The tone of the relationship is very important. To quote the Center for Creative Leadership’s (CCL) guidebook about mentoring, “the capacity of the mentor to influence rests heavily on her or his ability to relate in a non-authoritative way,” while guiding the mentee’s learning and growth.
So, how to begin? It would be helpful to begin with an assessment of the mentee’s competencies and areas of potential growth. Again, to borrow from CCL, assessment areas include:
- Strengths, goals
- Blind spots, biases, vulnerabilities
- Self-awareness, self-image
- Receptivity to and use of feedback
- Readiness to be mentored
- Receptivity to you as a mentor
In my work with clients, I have found that mentoring works best when the person is ready, accepts that seeking continuous improvement is a strength, not a weakness, and has the motivation and drive to work toward specific goals.
If this works as you intend, and it certainly can if you commit to it and follow through, there should be personal satisfaction and fulfillment for you, as mentor, and for the mentee. By bringing out the best in your colleague, that person will have a greater ability to be an effective teammate and contribute positively to the company culture.

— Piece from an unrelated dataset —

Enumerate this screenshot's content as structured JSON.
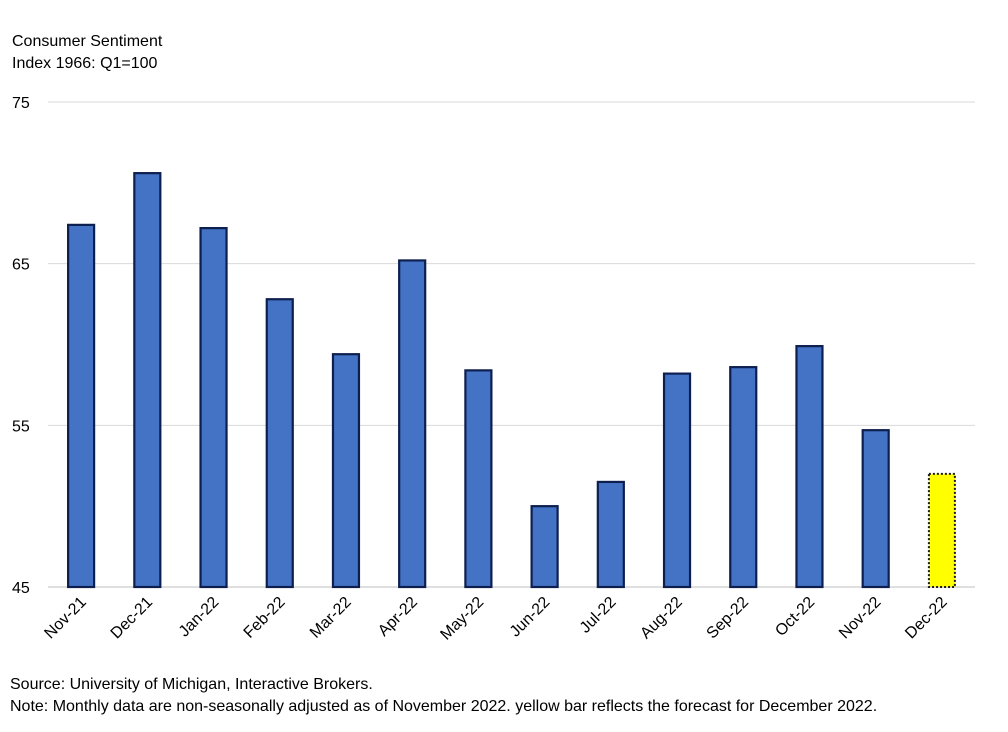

He or she will perform on a higher level, serving clients with more energy and enthusiasm, and helping the company succeed.
Here are some specific guidelines for mentoring:
- Set expectations and goals together.
- Be open and honest with each other about progress, and how the relationship is working.
- Recognize that there must be compatibility, respect, trust and available time.
- Trust can be enhanced if both you and your mentee are comfortable allowing yourselves to be vulnerable with one another.
- As a mentor, recognize the need to be both challenging and encouraging.
Here’s is a link to a worthwhile quick read by Dana Theus, another very capable leadership and management consultant and founder of InPower Women.
It is certainly true that everybody is already very busy, and taking on a mentoring relationship is an added and important responsibility. Yet, I feel confident that you will discover a deep sense of satisfaction in helping a colleague develop. You will likely further enhance your own feedback and relationships skills, and certainly continue your own learning and growth.